Savcı Pekgüzel, İkinci Ergenekon duruşmasında “1996’da TBMM’ye ‘Ergenekon’ konusunda ihbar gitti. O zaman yapılamayan araştırmanın bugün yapılıp yapılmayacağı Meclis’in takdirindedir” dedi.

ESRA ALUS / Milliyet

İkinci Ergenekon davasının önceki gün görülen 130. duruşmasının sonunda sanık ve avukatların taleplerine ilişkin mütalaasını açıklayan Savcı Mehmet Ali Pekgüzel, milletvekili olan sanık Mustafa Balbay’ın, konuşması sırasında TBMM bünyesinde kurulacak bir komisyon ile “Ergenekon” diye bir örgütün var olup olmadığının araştırılması konusunu dile getirdiğini hatırlattı.

Mahkemenin henüz sanık savunmalarını tamamlamadığına işaret eden Pekgüzel, mahkemenin yargılamayı kesip diğer işlemleri atlayarak bir karar vermesinin söz konusu olamayacağını belirtti. Pekgüzel, Balbay’ın talebindeki, “Ergenekon” örgütünün araştırılması için TBMM tarafından araştırma komisyonu kurulması konusunun da yeni olmadığını açıkladı.

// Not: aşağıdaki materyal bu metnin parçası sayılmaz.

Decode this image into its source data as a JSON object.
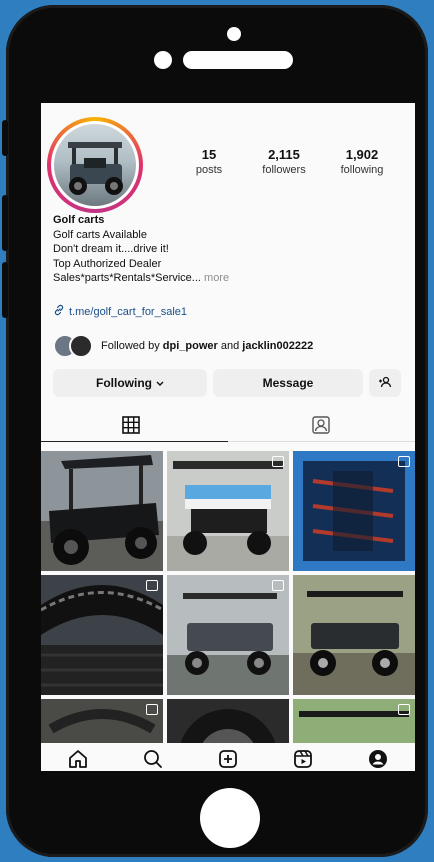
{
  "profile": {
    "posts_count": "15",
    "posts_label": "posts",
    "followers_count": "2,115",
    "followers_label": "followers",
    "following_count": "1,902",
    "following_label": "following",
    "name": "Golf carts",
    "bio_lines": [
      "Golf carts Available",
      "Don't dream it....drive it!",
      "Top Authorized Dealer"
    ],
    "bio_last": "Sales*parts*Rentals*Service...",
    "more_label": "more",
    "link": "t.me/golf_cart_for_sale1"
  },
  "followed_by": {
    "prefix": "Followed by",
    "user1": "dpi_power",
    "joiner": "and",
    "user2": "jacklin002222"
  },
  "actions": {
    "following_label": "Following",
    "message_label": "Message"
  },
  "tabs": [
    "grid-icon",
    "tagged-icon"
  ],
  "nav": [
    "home-icon",
    "search-icon",
    "create-icon",
    "reels-icon",
    "profile-icon"
  ],
  "colors": {
    "link": "#1a4e8a",
    "accent_ring": "#e1306c",
    "background": "#2f7fc0"
  }
}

‘OĞUZTAN 14 YIL ÖNCE SÖYLEDİ’

Pekgüzel, buna örnek olarak, birinci “Ergenekon” davası sanığı Ümit Oğuztan’ın 14 yıl önce “Dikkat, bu bir ihbar değildir. Bir gerçeğin tespitidir” ifadesiyle başlayan ihbarını hatırlatarak, Oğuztan’ın, “Ergenekon” adını da verip, bazı Avrupa ülkelerinde “gladyo” olarak adlandırılan örgütlenmenin uzantıları hakkında bilgiler verdiğini söyledi. Pekgüzel, şunları kaydetti:

“1996’daki Susurluk kazası sonrasında TBMM bünyesinde oluşturulan komisyona ‘Ergenekon’ örgütü konusunda ihbar gitmiştir. Görüldüğü gibi ‘Ergenekon’ örgütü, bundan 14 yıl önce bir ihbar telefaksı olsa dahi TBMM’nin bilgisi dahilindedir. O zaman yapılamayan araştırmanın bugünkü TBMM’ce yapılıp yapılmayacağı kuşkusuz ki yüce Meclisin takdirlerinde bulunmaktadır.”

KOMİSYONA VERİLEN DİLEKÇE

TBMM Susurluk Komisyonu’nun hazırladığı raporda “Yazar Ümit Oğuztan’ın iddiaları” başlıklı bölümde, yurt içinde mafya ve yurtdışında CIA ile bağlantılı olan Ergenekon isimli bir örgütten bahsedilmişti. Raporda “Ergenekon” adı şöyle yer almıştı:

“M. Ali Yaprak’ın kaçırılması ve Ömer Lütfi Topal’ın öldürülmesi ile ilgili olarak Yazar Ümit Oğuztan’ın Komisyon Başkanlığı’na verdigi 10 Mart 1997 tarihli dilekçesinde; ulaşan ve komisyona yararlı olacağı düşüncesiyle verilen bilgilerin ‘MİT’ tarafından da daha önceden bilindiğini ancak değerlendirmeye sokulmadığını, haber kaynağının ise hayati tehlike endişesiyle hareket ettiğini, içinde siyasal otoritenin de bulunduğu çıkar çevrelerinin gerçeğin ortaya çıkmasını istemediğini, yurtiçinde ‘mafia’ ve yurtdışında ‘CIA’ bağlantıları bulunan örgütlenmenin ‘ERGENEKON’ ve ‘GLADYO’ olarak adlandırıldığını, adına ‘mafia’ denilen yasadışı çıkar gruplarının, gücünü siyasal otorite ile yaptığı işbirliğinden aldığını belirttikten sonra, 5 Şubat 1992 tarihinden itibaren önemli olayların kronolojik sıralamasını yapmaktadır.”

‘İKİSİ AYNI ERGENEKON DEĞİL’

Ergenekon soruşturması kapsamında Ocak 2008’de tutuklanan Ümit Oğuztan, daha sonra görülen ikinci Ergenekon davasında savunma yapmış ve komisyona verdiği dilekçeyle ilgili açıklamalarda bulunmuştu. Susurluk raporunda Ergenekon’dan bahsettiğini ifade eden Oğuztan, “Ama orada bahsettiğim Türkiye’deki ‘Gladyo’ yapılanması idi. Oysa bugün bizim de içinde sanık olduğumuz şu anda karşınızda gördüğünüz bu fotoğraf ise benim anlattığım yapılanma değil” diyerek ağız değiştirmişti.